Peut-être allait-elle en évoquer la mémoire, quand elle eut l’impression brûlante des yeux fixés sur elle, avec cet éclat sec qui lui faisait peur. Sa pensée s’arrêta sur ses lèvres ; et, gênée maintenant, devenue timide, étrangère, elle jeta d’une voix forcée :

— Et ce tiroir que nous oublions !… Tu vas m’aider à le ranger, n’est-ce pas ?

Il y avait de tout là-dedans : des flèches cassées, des fleurs fanées, des chiffons, des toupies, des images…

— C’est là que je mettais mes richesses, dit Camille, Chacune a son histoire.
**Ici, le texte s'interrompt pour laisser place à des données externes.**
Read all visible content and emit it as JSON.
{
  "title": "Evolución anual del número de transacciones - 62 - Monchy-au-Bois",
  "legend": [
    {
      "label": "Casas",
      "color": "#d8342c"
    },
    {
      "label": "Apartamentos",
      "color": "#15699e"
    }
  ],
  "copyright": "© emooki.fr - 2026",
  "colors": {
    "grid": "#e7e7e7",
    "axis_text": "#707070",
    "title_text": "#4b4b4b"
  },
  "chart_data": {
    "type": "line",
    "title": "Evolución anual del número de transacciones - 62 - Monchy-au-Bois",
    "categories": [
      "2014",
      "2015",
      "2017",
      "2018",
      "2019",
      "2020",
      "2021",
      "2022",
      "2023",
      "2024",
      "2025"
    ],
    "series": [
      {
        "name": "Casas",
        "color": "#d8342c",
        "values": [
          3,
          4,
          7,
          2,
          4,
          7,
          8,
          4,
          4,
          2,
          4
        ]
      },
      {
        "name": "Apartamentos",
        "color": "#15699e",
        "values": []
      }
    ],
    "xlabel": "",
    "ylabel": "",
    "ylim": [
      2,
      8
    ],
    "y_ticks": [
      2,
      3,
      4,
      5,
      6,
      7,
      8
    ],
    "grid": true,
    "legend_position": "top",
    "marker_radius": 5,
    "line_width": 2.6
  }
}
Je ne les ai pas toutes oubliées : tiens, cette grosse bille de verre — cela s’appelle un calot, n’est-ce pas ? — tu me l’avais apportée du lycée ; je te l’avais échangée contre vingt bonbons anglais, un peu gluants, un peu sucés… Que je la trouvais belle, cette bille, avec ses longs vermicelles de couleur ! Il y avait surtout une bande violette ! Je ne la jette pas. Je la donnerai aux deux garçons.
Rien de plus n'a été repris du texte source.